Quoting Tony Lindgren (2018-12-03 07:39:10)
> * Stephen Boyd <sboyd@...nel.org> [181130 23:52]:
> > Quoting Tony Lindgren (2018-11-30 07:37:29)
> > > * Tero Kristo <t-kristo@...com> [181130 09:21]:
> > > > On 30/11/2018 09:57, Stephen Boyd wrote:
> > > ...
> > > 
> > > And that way it would just propagate to the parent clock
> > > domain driver and the clock framework does not need to know
> > > about clockdomains. A clockdomain could be just a genpd
> > > domain.
> > > 
> > > Or do you guys have better ideas?
> > > 
> > 
> > Wouldn't the device link in clk framework patches do this for you if we
> > had the RUNTIME_PM flag passed in. If this is about keeping the clock
> > controller active when a consumer device is using it then I think it may
> > work.
> 
> The consumer device stays active just fine with PM runtime
> calls. So yes, the problem is keeping a clock controller forced
> active for the period of consumer device reset.
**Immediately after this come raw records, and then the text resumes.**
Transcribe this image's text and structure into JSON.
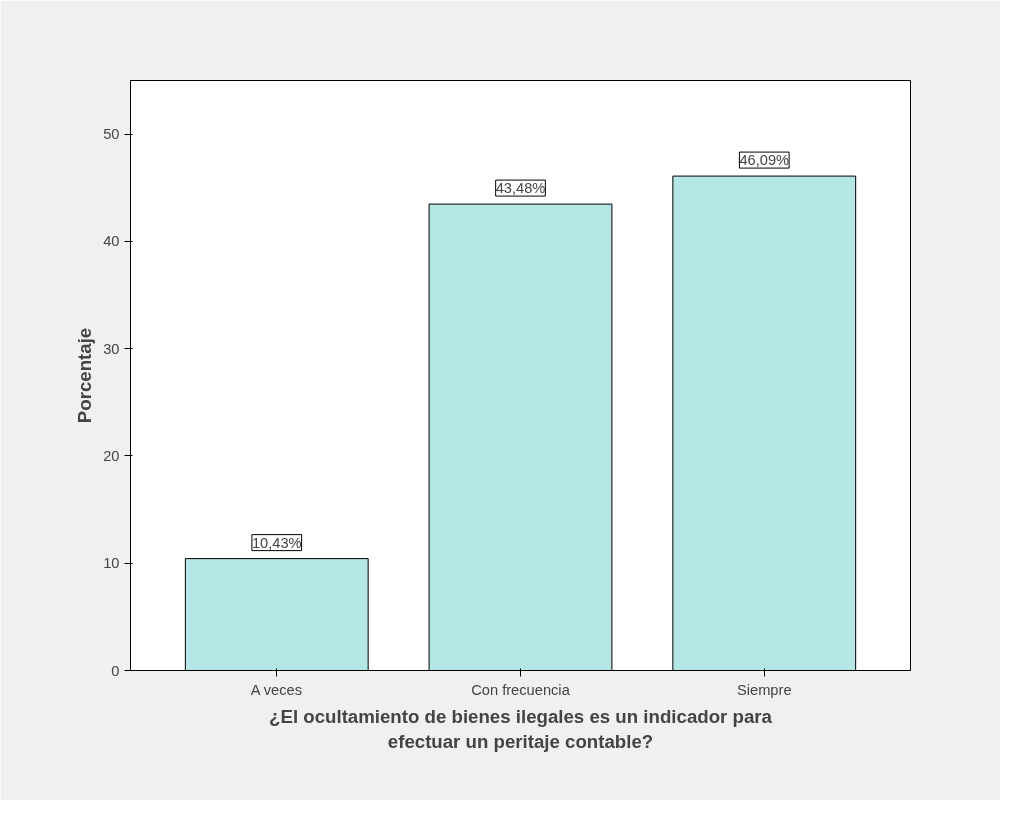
{
  "chart_data": {
    "type": "bar",
    "categories": [
      "A veces",
      "Con frecuencia",
      "Siempre"
    ],
    "values": [
      10.43,
      43.48,
      46.09
    ],
    "value_labels": [
      "10,43%",
      "43,48%",
      "46,09%"
    ],
    "color": "#b4e6e6",
    "xlabel": "¿El ocultamiento de bienes ilegales es un indicador para\nefectuar un peritaje contable?",
    "ylabel": "Porcentaje",
    "ylim": [
      0,
      55
    ],
    "yticks": [
      0,
      10,
      20,
      30,
      40,
      50
    ],
    "grid": false
  }
}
Other than
> that typically autoidle can be just kept enabled.
> 
> Below is a clarified suggested example usage if we wanted to
> use PM runtime on a clock controller device from a consumer
> device reset driver:
> 
> error = pm_runtime_get_dev()
> ...
> cdev = clk_get_device(clk);
> ...
> error = pm_runtime_get(cdev);
> ...
> /* Do the consumer device reset here */
> ...
> pm_runtime_put(cdev);
> pm_runtime_put(dev);
> 

Does the consumer reset use the reset framework or something else? If
the driver is using the reset framework, I would expect the reset
framework to _also_ have device links and keep the clock controller,
i.e. reset provider, active while the reset is being toggled. And this
assumes the reset controller and clock controller code is all rolled up
together in a single driver that can tell itself to deny idle for
certain clks that are associated with whatever resets they affect.